The researchers expected to see PTCs that disrupt the function of genes essential for viability to drop out of the pool over time. They determined the abundance of each barcoded edit-directing plasmid at each time point through bulk sequencing, then computed a PTC tolerance score based on the persistence of the barcoded plasmids over the duration of the experiment.

They found that although most PTCs in annotated essential genes were highly deleterious, some appeared to be tolerated and that PTCs were generally deleterious when they have located more than 27 codons away from the gene end. Within the 27 terminal codons, the tolerance scores rose toward the 3′ end. PTCs were also more tolerated if they did not interrupt or remove an annotated protein domain. PTCs that disrupted protein domains tended to be deleterious even when they were located close to gene ends.

“We computed the overall tolerance of PTCs for each gene and observed considerable variation among genes,” the authors wrote. “A Gene Ontology enrichment analysis showed that genes encoding proteins with catalytic activity were significantly less PTC tolerant than other genes, whereas genes with functions relating to mRNA splicing and processing were significantly more PTC tolerant.”

They then examined the 16 most PTC-tolerant genes and found that three of those genes had been misannotated as essential because their deletion disrupts the function of a nearby essential gene. This finding, the team noted, illustrated the value of introducing PTCs in order to characterize the essentiality of a gene.

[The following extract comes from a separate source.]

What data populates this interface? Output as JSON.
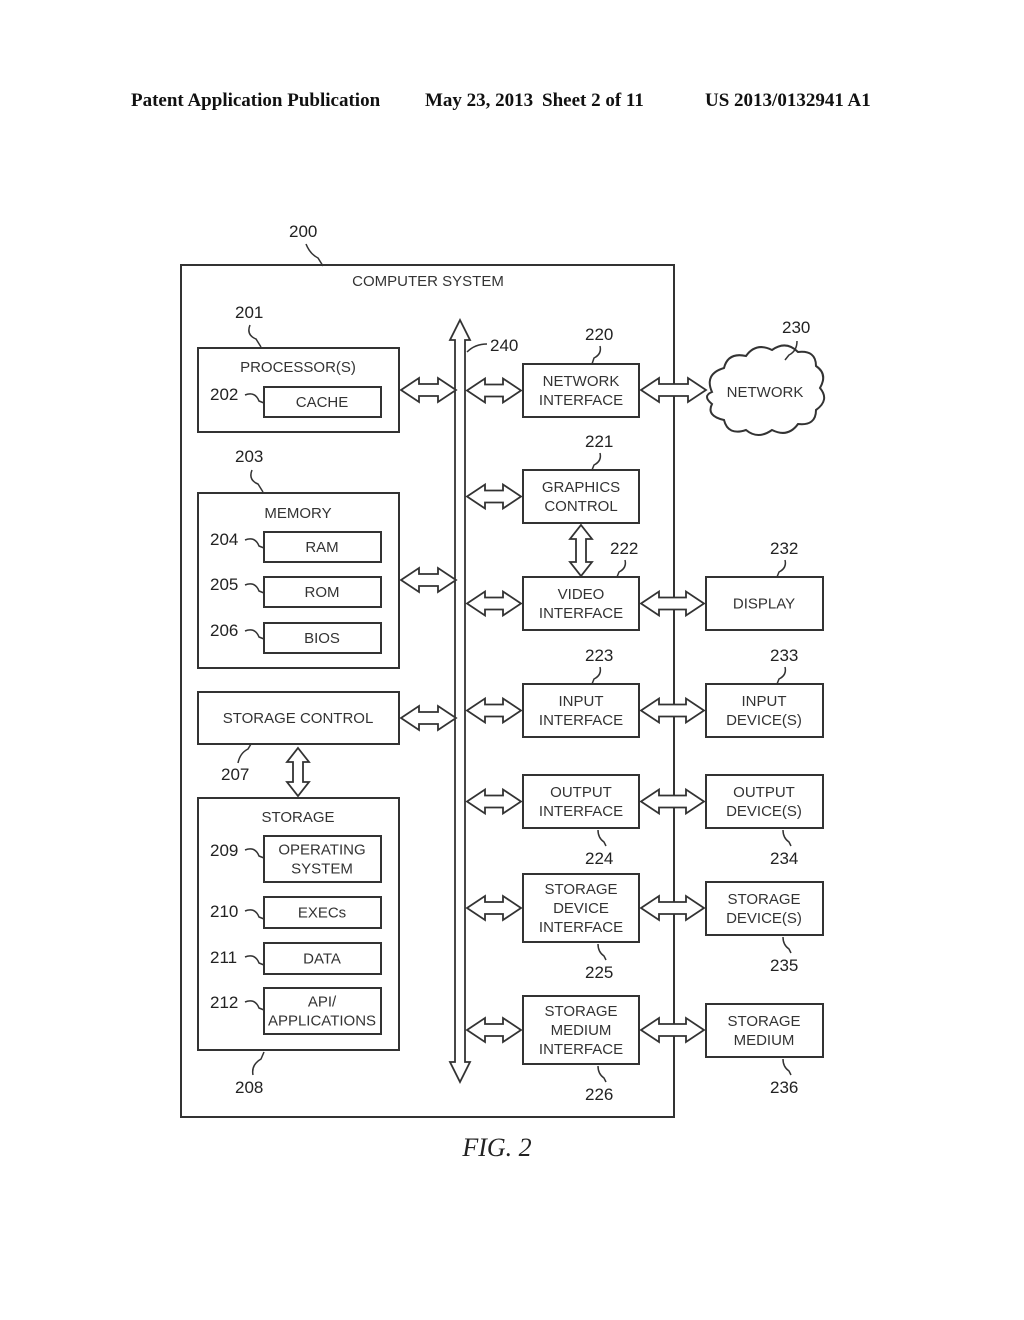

“Our results improve the annotation of essential genes in the well-studied yeast genome. We discovered several cases of genes that appeared to be essential as a consequence of the specific strain and growth conditions originally used to test the viability of gene deletions,” the team noted. “These results were consistent with recently reported results based on transposon mutagenesis. A deletion screen in a different yeast isolate has also highlighted examples of conditionally essential genes. Applying our approach and related methods in a diverse set of isolates and growth conditions should further refine the core set of essential yeast genes.”

The researchers further added that PTCs are prioritized in studies of human genetic variants because of their high likelihood of abolishing gene function, and that their findings suggest that PTCs are most likely to be deleterious when they disrupt annotated protein domains or truncate more than 27 amino acids, which may improve the filtering of candidate causal variants.